One thing on which both sides agreed: The proposal to boost Medicare premiums for higher-income recipients finally seemed dead. The Senate had approved the measure last month and President Clinton said he favored the idea, but House Republicans worried about retaliation by elderly voters insisted that be excluded from the final package.
Several mid-level White House aides met in the Capitol Sunday with congressional staff. Top ranking administration officials did not come to the Capitol but kept track of discussions over the telephone. Additional meetings were expected Monday.
Across the Capitol, aides were already drafting parts of the agreement into legislative language.
One of the issues of contention and among the thorniest to resolve was who would qualify for the proposed $500-per-child tax credit. Participants said Sunday they were near resolving that problem.
The emerging solution was aimed at satisfying Clinton’s demand that the credit help lower-paid families who owe little or no income tax, and still meet Republicans’ insistence that it apply to families earning more than $60,000, where Clinton has proposed beginning to phase it out.
Sperling said Clinton was now willing to extend the credit to better-off families, perhaps those in the $80,000 to $100,000 range, as long as it also applied to “the most hard-pressed working families.”
That possible compromise was just one detail of the still-evolving package discussed by eight congressional leaders and White House officials who blitzed the Sunday television news shows.
Participants pointed toward a likely cigarette tax increase, a victory for Clinton and many senators of both parties. And while Republicans will win a cut in the capital gains tax rate, a GOP Senate leader said a House-approved plan to exempt property values due to inflation from that levy has been jettisoned.
Senate Majority Whip Don Nickles, R-Okla., said the provision - which had attracted an explicit veto threat - would not be in the bill.
Appearing on ABC’s “This Week,” House Majority Leader Dick Armey, R-Texas, said the two sides were nearing agreement on the children’s tax credit and “trying to fit the president’s details into our principles and it’s a very difficult fit to be made but I think we can get there.”
And Senate Majority Leader Trent Lott, R-Miss., said on NBC’s “Meet the Press” that Republicans were for the first time considering applying the credit to people who only owe the payroll tax.

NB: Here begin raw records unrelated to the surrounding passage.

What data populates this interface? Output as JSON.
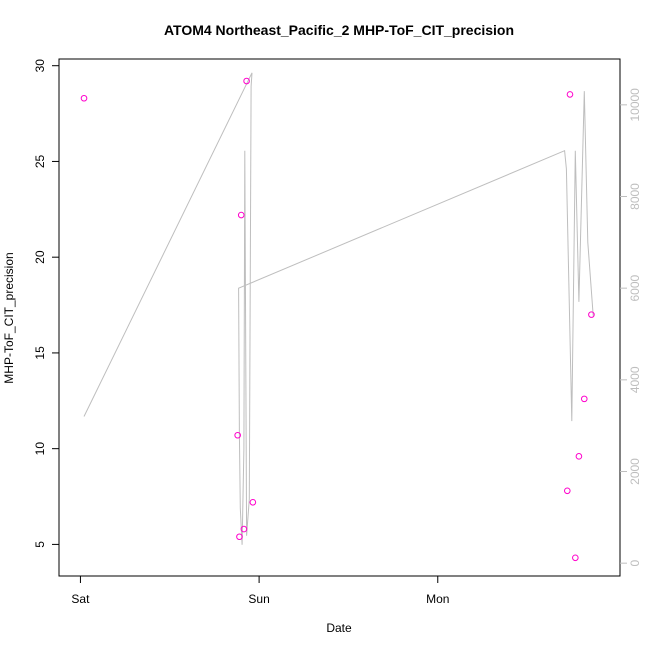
{
  "chart_data": {
    "type": "scatter",
    "title": "ATOM4 Northeast_Pacific_2 MHP-ToF_CIT_precision",
    "xlabel": "Date",
    "ylabel": "MHP-ToF_CIT_precision",
    "x_ticks": [
      {
        "label": "Sat",
        "day": 0
      },
      {
        "label": "Sun",
        "day": 1
      },
      {
        "label": "Mon",
        "day": 2
      }
    ],
    "xlim_days": [
      -0.12,
      3.02
    ],
    "ylim": [
      3.35,
      30.35
    ],
    "y_ticks": [
      5,
      10,
      15,
      20,
      25,
      30
    ],
    "y2lim": [
      -280,
      11000
    ],
    "y2_ticks": [
      0,
      2000,
      4000,
      6000,
      8000,
      10000
    ],
    "points_color": "#ff00cc",
    "line_color": "#bebebe",
    "series": [
      {
        "axis": "left",
        "style": "points",
        "x_days": [
          0.02,
          0.89,
          0.9,
          0.88,
          0.915,
          0.93,
          0.965,
          2.725,
          2.74,
          2.77,
          2.79,
          2.82,
          2.86
        ],
        "y": [
          28.3,
          5.4,
          22.2,
          10.7,
          5.8,
          29.2,
          7.2,
          7.8,
          28.5,
          4.3,
          9.6,
          12.6,
          17.0
        ]
      },
      {
        "axis": "right",
        "style": "line",
        "x_days": [
          0.02,
          0.96,
          0.955,
          0.945,
          0.93,
          0.92,
          0.915,
          0.905,
          0.895,
          0.89,
          0.885,
          2.71,
          2.72,
          2.75,
          2.77,
          2.79,
          2.82,
          2.84,
          2.87
        ],
        "y": [
          3200,
          10700,
          10400,
          1400,
          600,
          9000,
          2500,
          400,
          1200,
          2800,
          6000,
          9000,
          8600,
          3100,
          9000,
          5700,
          10300,
          7000,
          5400
        ]
      }
    ]
  }
}
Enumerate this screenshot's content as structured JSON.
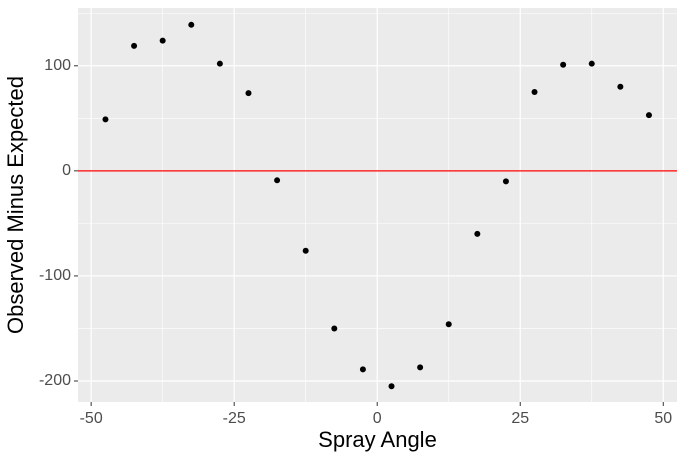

Exactly who should receive the child tax credit has been one of the fiercest disputes in the longrunning negotiations. Clinton has cast Republicans as favoring the rich over low-income people, and the GOP has accused the president of thirsting to expand welfare.
Republicans want a speedy deal on the budget so they can get bills cutting taxes and extracting savings from Medicare, Medicaid and other programs to Clinton by Friday, the scheduled start of Congress’ August break.
“I wish the president would come on back to town from wherever he is and help us,” complained Lott. “We need the chief to engage.”
Clinton, amid a Western trip, was staying at the Santa Monica, Calif., beachfront home of supermarket chain millionaire Ron Burkle and was playing golf Sunday. But top aides in the middle of budget negotiations said the president was completely involved.